Criado para reconhecer o trabalho de excelência de jornalistas, veículos e grupos de comunicação brasileiros, a partir dos prêmios por eles conquistados, o Ranking +Premiados da Imprensa Brasileira chega à sua 15ª edição com números impressionantes. São 214 prêmios analisados, entre iniciativas internas de veículos, locais, regionais, nacionais e internacionais. Desde 1941, ano em que se tem conhecimento do primeiro prêmio conquistado por um jornalista brasileiro, já foram 11.732 profissionais reconhecidos pelos seus trabalhos. Juntos, eles representam 1.325 veículos, que integram algumas centenas de grupos de comunicação por todo o País.
Mas como chegamos a estes números?
Pela metodologia aplicada desde a primeira edição do Ranking, em 2011, as premiações analisadas são categorizadas de acordo com suas amplitudes temáticas e geográficas. Quanto mais ampla e abrangente for a possibilidade de participar de uma iniciativa, mais pontos ela renderá ao jornalista premiado. “O sistema de pontos, se não é perfeito, é extremamente justo e orientado pelo desafio de dar objetividade a algo tão subjetivo como o valor intrínseco que a conquista de um prêmio tem para alguém”, explica o coordenador da pesquisa Fernando Soares.
No formato adotado, o Ranking atribui de 10 a 100 pontos para cada prêmio vencido por jornalistas e seus veículos. Como não há um critério padrão de reconhecimento a ser seguido pelas premiações, menções honrosas e eventuais prêmios para 2º e 3º colocados não são considerados pela pesquisa.
No caso dos profissionais, esses pontos são computados na totalidade para conquistas individuais, e pela metade para trabalhos em equipe. Já para veículos e grupos cada conquista é única e integral, independentemente da quantidade de profissionais da equipe que conquistaram o prêmio.
Ao ser cadastrada na pesquisa, uma premiação é classificada levando em consideração os seguintes aspectos:
Geográfico
Global: Concorrem com profissionais de todo o mundo;
Continental: Iniciativas destinadas ao jornalismo nas Américas;
Nacional: Concorrem profissionais de todo o País;
Regional: Destinada a premiações divididas por regiões brasileiras;
Local: Iniciativas estaduais, municipais ou microrregionais dentro de um único estado;
Interno: Premiações de veículos ou grupos de Comunicação.
Temático:
Geral: Premiações e homenagens que não fazem distinção de tema;
Específica: Premiações e homenagens direcionadas a determinadas editorias (Economia, Meio Ambiente, Política etc.);
Institucional: Premiações e homenagens com foco em temas pré-determinados por entidades e empresas organizadoras, que se beneficiam diretamente do assunto abordado;
Por seu valor histórico para o jornalismo brasileiro, os prêmios Esso e Embratel são os únicos que contam com pontuações específicas e próprias, mas que também levam em consideração as divisões geográficas e temáticas.
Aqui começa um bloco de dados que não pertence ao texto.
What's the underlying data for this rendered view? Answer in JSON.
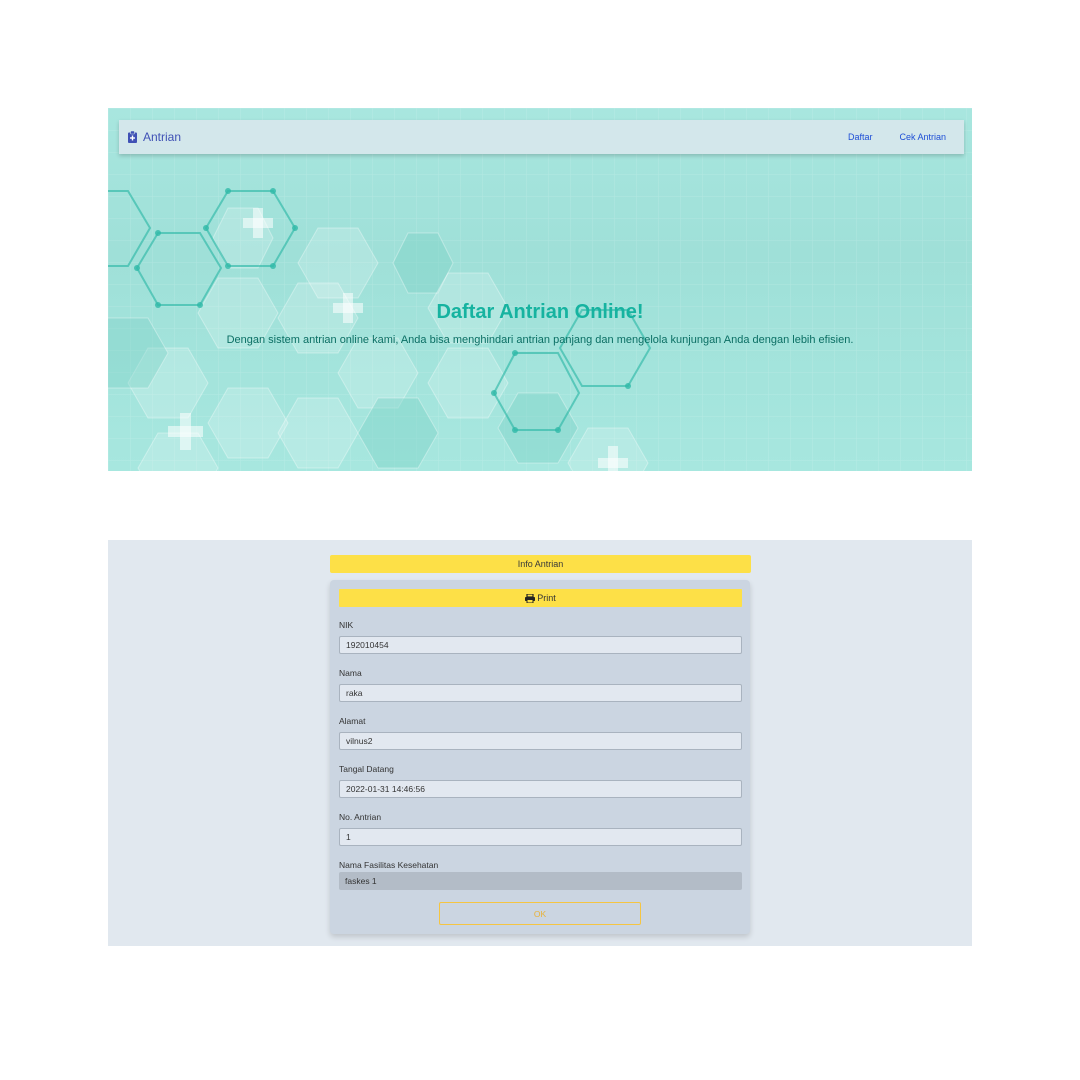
{
  "navbar": {
    "brand": "Antrian",
    "links": [
      "Daftar",
      "Cek Antrian"
    ]
  },
  "hero": {
    "title": "Daftar Antrian Online!",
    "subtitle": "Dengan sistem antrian online kami, Anda bisa menghindari antrian panjang dan mengelola kunjungan Anda dengan lebih efisien."
  },
  "info": {
    "header": "Info Antrian",
    "print_label": "Print",
    "fields": {
      "nik": {
        "label": "NIK",
        "value": "192010454"
      },
      "nama": {
        "label": "Nama",
        "value": "raka"
      },
      "alamat": {
        "label": "Alamat",
        "value": "vilnus2"
      },
      "tanggal": {
        "label": "Tangal Datang",
        "value": "2022-01-31 14:46:56"
      },
      "antrian": {
        "label": "No. Antrian",
        "value": "1"
      },
      "faskes": {
        "label": "Nama Fasilitas Kesehatan",
        "value": "faskes 1"
      }
    },
    "ok_label": "OK"
  },
  "icons": {
    "brand": "clipboard-plus-icon",
    "print": "printer-icon"
  },
  "colors": {
    "brand": "#3f51b5",
    "hero_title": "#16b3a0",
    "hero_bg": "#a8e6df",
    "accent_yellow": "#fde047",
    "nav_link": "#1e4fd6",
    "card_bg": "#cbd5e1"
  }
}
A pontuação é definida a partir do cruzamento das subdivisões em que cada categoria de um prêmio se encaixa, como mostra a tabela abaixo. Vale destacar que um mesmo prêmio pode ter categorias em mais de uma classe de pontos. Um exemplo é o próprio Prêmio Esso, que se notabilizou por reconhecer, além de reportagens nacionais de temática geral, trabalhos divididos por temáticas, como o prêmio de Informação Econômica (Nacional/Específica) ou pelas regiões do Brasil (Regional/Geral).
+Premiada Jornalista de 2025, Mariama Correia tornou-se a nona mulher a liderar uma edição do Ranking. Nas 14 edições anteriores, elas foram as +Premiadas do Ano em oito oportunidades, inclusive dividindo a liderança em duas edições: 2011, com Cátia Toffoletto e Mônica Bergamo, e em 2016, com Eliane Brum e Natália Viana. Já os homens estiveram à frente em seis oportunidades, também com um empate em uma edição, em 2015, com Dida Sampaio e Domingos Peixoto.
No total, 16 jornalistas já lideraram o levantamento anual, sendo que apenas duas jornalistas conseguiram alcançar esse feito em mais de uma oportunidade: Eliane Brum, em 2016 e 2021, e Patrícia Campos Mello, única a conseguir o bicampeonato consecutivo, em 2019 e 2020.
Ao liderar esta edição da pesquisa, Mariama também se tornou a segunda representante da Agência Pública a atingir tal feito. A primeira havia sido justamente Natalia Viana, cofundadora e diretora executiva da publicação, em 2016.
Confira a relação completa dos +Premiados Jornalistas do Ano na tabela a seguir:
Cena de 2001 – Uma odisseia no espaço, de Stanley Kubrick (1988)
Por Assis Ângelo
Pois é, o filho do Homem dá um beijo no Inquisidor e vai-se embora depois que a porta da prisão lhe é aberta. E vai-se com a expressa recomendação de que nunca mais retorne à Terra. Nossa Terra, nosso planetinha, que parece a tudo sobreviver engolindo seus entes. Algo como a mitológica Fênix, aquela que renasce com mais vigor das próprias cinzas.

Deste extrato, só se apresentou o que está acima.